Questions which need to be asked as a procurement person;

a) Is there anything we can do to halt this demand for price rise?
b) If yes, what the action plan required?
c) If no, what is the reason for these request?
d) Is there a concern that supplier is putting pressure onto the company due to position of strength?
e) What is wrong with the procurement strategy when this happen?

Understand Reason for Price Increase

In a business environment, the pattern of supply and demand play an important role toward determining the cost of acquisition. The greater the demand compare to supply, material available will be scare and need to be share among all users. This will definitely drive up prices, as in any free flowing economy system.

There is also time, when a supplier can decide to choose which customer they preferred to deal with. This could be due to payment term, quantity and quality of supply, or a private offer from a major customer to secure greater capacity of the supplier output.

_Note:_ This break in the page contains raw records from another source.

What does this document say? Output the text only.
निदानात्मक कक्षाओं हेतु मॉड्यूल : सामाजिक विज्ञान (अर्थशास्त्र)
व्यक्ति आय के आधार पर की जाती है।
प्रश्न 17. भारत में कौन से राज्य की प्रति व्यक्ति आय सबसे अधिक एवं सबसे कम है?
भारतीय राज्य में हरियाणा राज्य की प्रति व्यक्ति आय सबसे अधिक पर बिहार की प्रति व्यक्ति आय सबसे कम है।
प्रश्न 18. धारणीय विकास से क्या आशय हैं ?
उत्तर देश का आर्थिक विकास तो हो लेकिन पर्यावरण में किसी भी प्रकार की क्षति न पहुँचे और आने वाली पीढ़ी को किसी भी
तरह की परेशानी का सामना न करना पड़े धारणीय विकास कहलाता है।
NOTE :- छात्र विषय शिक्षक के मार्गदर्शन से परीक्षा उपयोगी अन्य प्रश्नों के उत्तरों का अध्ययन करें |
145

And there is times as well, due to a particular customer issues which can drive up the cost of production and shipment.

Very often, the cost of commodity or material involve in the product increase drastically which causes price to be adjusted by suppliers to their customers.

Limiting the Impact

Remember, when the position of the supplier is stronger then the customer based on SWOT analysis, it is always good to ensure as a buyer relying on those supplies, to strengthen the position when compare to the supplier position.

Porter 5 forces principal is always an important guiding light for all businesses to understand the true strength of the competition.

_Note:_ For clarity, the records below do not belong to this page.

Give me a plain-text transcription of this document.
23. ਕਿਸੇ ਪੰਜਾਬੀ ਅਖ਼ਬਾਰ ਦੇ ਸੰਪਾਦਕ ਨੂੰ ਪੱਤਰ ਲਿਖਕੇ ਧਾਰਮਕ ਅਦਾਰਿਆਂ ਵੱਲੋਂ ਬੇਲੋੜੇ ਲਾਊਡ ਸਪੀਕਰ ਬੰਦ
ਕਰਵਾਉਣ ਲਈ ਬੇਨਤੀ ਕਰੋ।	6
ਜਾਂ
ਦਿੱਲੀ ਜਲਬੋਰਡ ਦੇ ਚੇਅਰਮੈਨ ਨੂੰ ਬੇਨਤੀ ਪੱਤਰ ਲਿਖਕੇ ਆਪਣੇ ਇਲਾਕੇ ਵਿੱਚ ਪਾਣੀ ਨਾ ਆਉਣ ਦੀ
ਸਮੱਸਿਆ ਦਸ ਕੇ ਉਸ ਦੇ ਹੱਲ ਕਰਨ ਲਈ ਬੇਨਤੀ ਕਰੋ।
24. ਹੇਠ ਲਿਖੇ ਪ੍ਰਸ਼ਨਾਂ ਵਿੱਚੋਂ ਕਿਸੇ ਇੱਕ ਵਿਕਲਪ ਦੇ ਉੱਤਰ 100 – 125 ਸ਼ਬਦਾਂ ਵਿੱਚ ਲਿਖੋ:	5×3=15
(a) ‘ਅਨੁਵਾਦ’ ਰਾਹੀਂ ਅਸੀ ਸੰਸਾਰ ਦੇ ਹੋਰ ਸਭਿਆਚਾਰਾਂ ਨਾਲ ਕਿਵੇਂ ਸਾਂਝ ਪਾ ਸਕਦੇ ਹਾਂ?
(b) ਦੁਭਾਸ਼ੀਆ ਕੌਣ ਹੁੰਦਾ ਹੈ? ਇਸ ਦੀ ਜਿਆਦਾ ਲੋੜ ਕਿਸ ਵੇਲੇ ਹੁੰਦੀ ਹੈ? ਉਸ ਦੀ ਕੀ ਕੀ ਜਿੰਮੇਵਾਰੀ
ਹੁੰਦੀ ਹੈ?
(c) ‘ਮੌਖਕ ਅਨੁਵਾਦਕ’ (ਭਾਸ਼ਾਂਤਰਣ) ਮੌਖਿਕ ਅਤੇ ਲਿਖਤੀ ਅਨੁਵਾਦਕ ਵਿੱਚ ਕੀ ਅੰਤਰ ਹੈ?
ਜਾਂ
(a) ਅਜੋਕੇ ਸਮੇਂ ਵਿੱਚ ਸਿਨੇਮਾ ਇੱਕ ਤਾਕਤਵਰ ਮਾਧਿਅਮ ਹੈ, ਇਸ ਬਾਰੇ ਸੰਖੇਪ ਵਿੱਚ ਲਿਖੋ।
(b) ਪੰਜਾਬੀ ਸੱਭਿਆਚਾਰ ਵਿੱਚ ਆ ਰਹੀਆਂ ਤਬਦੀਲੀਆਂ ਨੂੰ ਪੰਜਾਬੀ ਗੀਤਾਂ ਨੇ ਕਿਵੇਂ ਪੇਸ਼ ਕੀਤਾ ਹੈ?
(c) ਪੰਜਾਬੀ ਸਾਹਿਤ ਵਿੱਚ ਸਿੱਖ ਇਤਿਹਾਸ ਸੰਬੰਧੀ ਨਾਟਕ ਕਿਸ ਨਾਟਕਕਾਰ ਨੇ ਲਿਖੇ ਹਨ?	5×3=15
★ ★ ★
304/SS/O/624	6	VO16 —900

a) What is the buying power of customer?
b) Is there any substitutes material able to be utilize to offset the price increase?
c) Is the entry barrier to the industry easy or difficult?
d)  What is the bargaining power of the suppliers?


The ability of the procurement department to halt or reduced the impact of price increase always fall back to past action and commitment to correct any weaknesses with current action (suppliers has to be convinced). Future action will be a forward looking plan to ensure the position of the buying company is strengthened.

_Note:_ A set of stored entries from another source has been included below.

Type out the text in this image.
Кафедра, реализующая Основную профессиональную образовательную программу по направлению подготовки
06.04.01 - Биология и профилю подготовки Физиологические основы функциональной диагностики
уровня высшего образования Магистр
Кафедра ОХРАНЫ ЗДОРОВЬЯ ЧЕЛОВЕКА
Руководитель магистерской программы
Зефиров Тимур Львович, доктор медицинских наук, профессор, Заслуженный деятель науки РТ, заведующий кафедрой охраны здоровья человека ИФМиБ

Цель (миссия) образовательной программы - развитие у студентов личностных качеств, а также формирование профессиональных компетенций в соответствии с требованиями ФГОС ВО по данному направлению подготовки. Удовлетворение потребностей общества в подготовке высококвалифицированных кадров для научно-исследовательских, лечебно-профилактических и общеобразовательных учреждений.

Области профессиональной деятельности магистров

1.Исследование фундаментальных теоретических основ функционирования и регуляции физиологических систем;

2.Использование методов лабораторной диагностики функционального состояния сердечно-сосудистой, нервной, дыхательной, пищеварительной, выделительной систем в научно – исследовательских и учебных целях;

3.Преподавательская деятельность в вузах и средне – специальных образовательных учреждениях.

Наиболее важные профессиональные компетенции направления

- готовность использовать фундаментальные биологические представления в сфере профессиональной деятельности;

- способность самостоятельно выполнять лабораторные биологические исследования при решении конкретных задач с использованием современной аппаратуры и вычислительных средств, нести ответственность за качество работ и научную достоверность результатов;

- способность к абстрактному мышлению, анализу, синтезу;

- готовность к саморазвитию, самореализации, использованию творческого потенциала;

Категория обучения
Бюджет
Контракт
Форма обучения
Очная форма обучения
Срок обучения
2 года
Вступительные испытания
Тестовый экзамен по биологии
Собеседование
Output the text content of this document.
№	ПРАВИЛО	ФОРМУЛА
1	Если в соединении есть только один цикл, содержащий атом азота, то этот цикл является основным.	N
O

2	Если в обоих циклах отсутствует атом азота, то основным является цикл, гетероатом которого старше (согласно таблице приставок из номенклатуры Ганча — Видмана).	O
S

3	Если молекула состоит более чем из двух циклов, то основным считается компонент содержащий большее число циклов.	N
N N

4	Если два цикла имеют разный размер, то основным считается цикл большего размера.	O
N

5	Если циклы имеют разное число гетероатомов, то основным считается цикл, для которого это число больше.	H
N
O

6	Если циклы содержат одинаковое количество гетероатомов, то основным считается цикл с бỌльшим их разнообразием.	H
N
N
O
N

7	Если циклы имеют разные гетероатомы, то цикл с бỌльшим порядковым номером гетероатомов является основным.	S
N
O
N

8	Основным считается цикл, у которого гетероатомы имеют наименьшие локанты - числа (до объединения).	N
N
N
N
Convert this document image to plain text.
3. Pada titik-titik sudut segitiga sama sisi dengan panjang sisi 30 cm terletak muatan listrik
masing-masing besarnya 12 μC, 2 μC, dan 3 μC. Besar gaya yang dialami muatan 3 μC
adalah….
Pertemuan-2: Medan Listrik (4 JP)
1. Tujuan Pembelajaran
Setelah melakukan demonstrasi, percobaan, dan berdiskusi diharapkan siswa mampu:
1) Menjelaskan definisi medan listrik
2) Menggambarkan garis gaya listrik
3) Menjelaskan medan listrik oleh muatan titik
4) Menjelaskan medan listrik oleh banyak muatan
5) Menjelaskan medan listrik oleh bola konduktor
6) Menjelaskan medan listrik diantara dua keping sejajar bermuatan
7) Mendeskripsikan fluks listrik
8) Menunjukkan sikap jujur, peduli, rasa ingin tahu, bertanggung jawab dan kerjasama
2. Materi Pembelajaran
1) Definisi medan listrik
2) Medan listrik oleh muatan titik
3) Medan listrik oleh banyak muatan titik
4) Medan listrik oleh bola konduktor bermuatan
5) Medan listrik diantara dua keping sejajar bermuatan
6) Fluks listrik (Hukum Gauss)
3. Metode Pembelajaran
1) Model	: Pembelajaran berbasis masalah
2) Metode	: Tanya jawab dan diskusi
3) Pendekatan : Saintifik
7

Putting the egg into one basket, of course, as matter of fact, a very risky move and weakened a buyer position. The alternative option is the best, i.e. ensuring all supplies are not controlled by one entity.

Beautiful statement has been said before. Partnering your best supplier to ensure success of any businesses is one of them. But all partnership or co operation, an expiry date will arrive, more often due to competition issue and directly pushed from external forces.

Company lost it competitiveness very often due to loyalty to one supplier or business partnership and the leader lost forecast on the reality of the competition until it is too late to focus.

At times, price rise can be completely halted by looking at issues beyond the selling price of the part. Focusing on what can be done to eliminate the needs to have a price rise. Can the any improvement be made from the supplier or even from a customer point of view.

Improving forecast and reduce the inventory level at supplier warehouse may bring cost down. Very often, supplier has no choice but has to react to last minute demand from a customer and this increase cost of shipment and production. On the other hand, a inaccurate forecast resulted in supplier stock becoming redundant and they maybe unsaid frustration which lead to future price increase to recover losses.

Long term strategy


A forward looking strategy which  constantly review supply base is one of the way to handle and limit price increase. Review not only weaknesses at supplier factories , but it is equally important to review internal weaknesses.

Anticipate the next move in the market place, even though this are only forecasts to reduce surprises.